Banned book lesson thrusts Oklahoma teacher into campaign
Ginger Baker, a teacher at Oak Creek High School, wants to do a better job of telling her students about literature when they get to high school.
Ginger Baker, a teacher at Oak Creek High School, wants to do a better job of telling her students about literature when they get to high school.
Photo: James Nielsen, Special To The Chronicle Photo: James Nielsen, Special To The Chronicle Image 1 of / 1 Caption Close Banned book lesson thrusts Oklahoma teacher into campaign: 1 / 1 Back to Gallery
The yearning to tell the rest of what she sees through a series of books, about the power of love and the promise of friendship, is an abiding theme in Ginger Baker’s new book, “Letters From My Brother,” by the same title.
“But it wasn’t until I sat in the ‘Forrest Gump’ class at Oak Creek that I decided to write and read my own ‘Forrest Gump,’ ” she said. “It was the kind of class I couldn’t really take to myself, so I would read it in front of the teacher. It was like I felt the words that he spoke.”
Her reading of the book prompted her to write her own.
Baker is teaching at Oak Creek High School where she has the largest class size of any in the state at 17.

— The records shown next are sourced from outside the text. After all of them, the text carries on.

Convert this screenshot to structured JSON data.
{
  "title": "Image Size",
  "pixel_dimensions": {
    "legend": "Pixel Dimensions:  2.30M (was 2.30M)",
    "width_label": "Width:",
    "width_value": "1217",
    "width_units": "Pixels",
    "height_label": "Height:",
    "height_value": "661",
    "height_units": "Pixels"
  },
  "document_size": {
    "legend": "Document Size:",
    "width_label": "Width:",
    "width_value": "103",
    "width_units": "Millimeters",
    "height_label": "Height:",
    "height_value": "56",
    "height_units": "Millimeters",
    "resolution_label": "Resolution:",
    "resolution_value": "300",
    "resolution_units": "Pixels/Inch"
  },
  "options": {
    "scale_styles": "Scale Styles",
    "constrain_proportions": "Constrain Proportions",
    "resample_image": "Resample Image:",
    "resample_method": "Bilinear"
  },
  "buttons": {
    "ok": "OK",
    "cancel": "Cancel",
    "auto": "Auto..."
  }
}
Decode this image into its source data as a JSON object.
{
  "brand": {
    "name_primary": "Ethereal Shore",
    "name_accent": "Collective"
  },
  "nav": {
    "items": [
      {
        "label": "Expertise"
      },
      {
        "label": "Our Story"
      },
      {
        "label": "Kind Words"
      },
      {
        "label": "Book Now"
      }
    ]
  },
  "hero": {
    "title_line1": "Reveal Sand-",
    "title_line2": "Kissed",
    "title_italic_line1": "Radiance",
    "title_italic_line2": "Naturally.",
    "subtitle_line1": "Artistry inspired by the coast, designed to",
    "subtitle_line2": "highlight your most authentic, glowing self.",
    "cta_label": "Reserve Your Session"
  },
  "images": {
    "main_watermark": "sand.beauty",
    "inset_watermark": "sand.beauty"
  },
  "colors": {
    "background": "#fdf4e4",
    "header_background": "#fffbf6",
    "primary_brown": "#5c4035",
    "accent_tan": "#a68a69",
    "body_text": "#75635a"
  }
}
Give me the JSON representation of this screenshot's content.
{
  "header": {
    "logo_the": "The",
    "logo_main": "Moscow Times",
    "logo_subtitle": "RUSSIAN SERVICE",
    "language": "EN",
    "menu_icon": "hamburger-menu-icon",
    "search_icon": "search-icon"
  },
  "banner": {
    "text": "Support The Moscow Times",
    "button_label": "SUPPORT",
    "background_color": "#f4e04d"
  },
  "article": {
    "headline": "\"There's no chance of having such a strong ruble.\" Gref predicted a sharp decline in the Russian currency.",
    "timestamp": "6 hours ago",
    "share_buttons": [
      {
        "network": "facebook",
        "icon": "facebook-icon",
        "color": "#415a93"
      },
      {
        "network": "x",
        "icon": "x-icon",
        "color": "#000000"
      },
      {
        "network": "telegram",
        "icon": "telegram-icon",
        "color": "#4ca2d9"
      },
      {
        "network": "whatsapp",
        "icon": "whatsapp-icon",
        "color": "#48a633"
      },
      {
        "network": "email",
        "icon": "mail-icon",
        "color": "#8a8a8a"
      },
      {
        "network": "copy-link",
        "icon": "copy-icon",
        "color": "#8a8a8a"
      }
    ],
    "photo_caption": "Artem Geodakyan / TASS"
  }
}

The teacher’s passion to teach began when her younger sister was a student at the junior high school.
Baker, who had been teaching for 15 years, wanted the young students to understand the power of love.
“I remember her coming in and telling me this little story about a teacher who had died and the students crying because they didn’t know what to do with the class. I thought if they just read the story to the class, they would understand that person could have died and the students still mourned and understood that teachers are important,” she said.